Attached to the straw fuse, which disappeared under one edge of the little temple, he used a twenty-two-caliber rimfire cartridge emptied of its powder as a detonator. Jack replaced the smokeless gunpowder with a carefully prepared solution, chemicals from a hobby shop, and a little black powder packed in around a single filament of fine steel wire. This in turn was connected by a tiny clamp to a length of lead wire that ran to a small battery near the rear of the house.
Years ago he’d been told about this. A common solution for soaking paper. It was said that a newspaper properly prepared and left to dry was virtually undetectable, except by sophisticated Neutron Vapor Analysis not used at most security checkpoints including airports. Carried under the arm with an outer covering of today’s front page, it would look like any other newspaper. Tightly compacted, it would also carry the explosive force of three sticks of dynamite.
He marveled at the things his own government had taught him, survival techniques and ways to wreak havoc, and wondered if this one would work.

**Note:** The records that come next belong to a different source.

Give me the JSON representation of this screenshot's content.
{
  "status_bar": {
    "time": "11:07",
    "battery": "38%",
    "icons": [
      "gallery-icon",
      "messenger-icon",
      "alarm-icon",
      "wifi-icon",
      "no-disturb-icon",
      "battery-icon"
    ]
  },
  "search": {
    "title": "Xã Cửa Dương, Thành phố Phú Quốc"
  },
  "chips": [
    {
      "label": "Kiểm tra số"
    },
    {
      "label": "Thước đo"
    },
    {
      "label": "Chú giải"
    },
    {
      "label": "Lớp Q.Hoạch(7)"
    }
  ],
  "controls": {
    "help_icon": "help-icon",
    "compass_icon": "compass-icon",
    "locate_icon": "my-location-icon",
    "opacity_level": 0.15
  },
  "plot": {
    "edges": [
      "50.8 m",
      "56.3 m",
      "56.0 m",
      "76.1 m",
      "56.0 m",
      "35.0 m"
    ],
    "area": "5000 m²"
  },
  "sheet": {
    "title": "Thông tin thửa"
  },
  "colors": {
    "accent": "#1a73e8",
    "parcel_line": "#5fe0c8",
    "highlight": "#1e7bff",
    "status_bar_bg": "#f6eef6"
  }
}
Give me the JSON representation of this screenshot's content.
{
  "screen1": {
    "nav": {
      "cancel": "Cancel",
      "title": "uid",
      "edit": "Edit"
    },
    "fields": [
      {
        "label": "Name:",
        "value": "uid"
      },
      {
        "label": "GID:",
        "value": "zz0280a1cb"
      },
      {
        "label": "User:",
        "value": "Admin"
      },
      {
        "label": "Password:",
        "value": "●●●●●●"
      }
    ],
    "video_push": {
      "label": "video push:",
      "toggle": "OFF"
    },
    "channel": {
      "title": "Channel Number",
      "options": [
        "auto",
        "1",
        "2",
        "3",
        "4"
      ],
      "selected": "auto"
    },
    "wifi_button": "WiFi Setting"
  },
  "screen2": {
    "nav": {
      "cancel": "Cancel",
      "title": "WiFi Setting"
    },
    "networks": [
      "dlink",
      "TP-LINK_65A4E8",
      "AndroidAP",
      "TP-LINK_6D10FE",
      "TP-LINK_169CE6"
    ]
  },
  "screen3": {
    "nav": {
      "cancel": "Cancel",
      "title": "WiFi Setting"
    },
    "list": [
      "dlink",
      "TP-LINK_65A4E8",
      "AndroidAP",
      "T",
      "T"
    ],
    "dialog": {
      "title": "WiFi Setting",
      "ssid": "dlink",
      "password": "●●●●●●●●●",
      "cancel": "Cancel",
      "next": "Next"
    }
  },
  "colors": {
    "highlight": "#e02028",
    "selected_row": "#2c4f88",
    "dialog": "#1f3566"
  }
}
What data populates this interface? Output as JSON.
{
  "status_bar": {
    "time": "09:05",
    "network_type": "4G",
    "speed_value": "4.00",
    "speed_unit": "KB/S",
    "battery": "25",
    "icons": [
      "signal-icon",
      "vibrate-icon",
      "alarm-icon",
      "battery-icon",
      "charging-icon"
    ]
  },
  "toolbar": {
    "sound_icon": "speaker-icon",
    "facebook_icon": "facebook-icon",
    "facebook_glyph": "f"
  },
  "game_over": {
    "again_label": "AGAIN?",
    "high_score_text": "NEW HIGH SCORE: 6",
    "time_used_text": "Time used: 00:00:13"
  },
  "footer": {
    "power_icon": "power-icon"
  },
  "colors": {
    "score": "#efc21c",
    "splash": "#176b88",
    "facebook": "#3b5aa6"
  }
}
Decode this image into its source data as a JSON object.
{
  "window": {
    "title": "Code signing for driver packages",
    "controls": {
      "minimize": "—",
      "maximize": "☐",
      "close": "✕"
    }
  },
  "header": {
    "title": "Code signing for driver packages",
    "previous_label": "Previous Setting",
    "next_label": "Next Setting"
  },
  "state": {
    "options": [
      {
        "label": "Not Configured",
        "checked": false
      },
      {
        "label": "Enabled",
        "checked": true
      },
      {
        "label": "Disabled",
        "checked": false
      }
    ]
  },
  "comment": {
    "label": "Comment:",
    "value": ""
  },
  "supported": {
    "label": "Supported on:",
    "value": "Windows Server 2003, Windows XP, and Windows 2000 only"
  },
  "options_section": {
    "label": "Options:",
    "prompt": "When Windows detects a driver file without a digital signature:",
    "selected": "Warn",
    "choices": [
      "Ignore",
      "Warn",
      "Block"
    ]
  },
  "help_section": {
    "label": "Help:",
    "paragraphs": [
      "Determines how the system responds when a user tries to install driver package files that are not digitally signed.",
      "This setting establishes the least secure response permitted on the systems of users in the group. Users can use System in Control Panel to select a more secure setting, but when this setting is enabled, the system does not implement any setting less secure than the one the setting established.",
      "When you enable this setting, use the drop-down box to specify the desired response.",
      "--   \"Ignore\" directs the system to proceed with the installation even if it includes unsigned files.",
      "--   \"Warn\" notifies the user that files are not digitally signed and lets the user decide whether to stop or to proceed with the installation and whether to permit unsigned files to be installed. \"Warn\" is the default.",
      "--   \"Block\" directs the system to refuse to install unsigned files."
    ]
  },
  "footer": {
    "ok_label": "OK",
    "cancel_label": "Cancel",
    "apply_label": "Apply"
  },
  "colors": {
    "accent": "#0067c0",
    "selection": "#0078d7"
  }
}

There were no neighbors within a quarter mile. The fact that the little paper pagoda had a lot of space for air inside meant the force would be muffled, more of a whoosh than a bang—so that when Jack touched the wire to the battery lead and the force of the explosion threw him against the side of the house and shattered a window over his head, he was for a moment, at least, stunned. A million tiny shards of paper, many of them singed, some still on fire, floated to the ground like golden leaves of autumn.
“Damn. It works.” Jack now knew how he would destroy the airliner, at least on the mythic pages of the manuscript he had not yet started.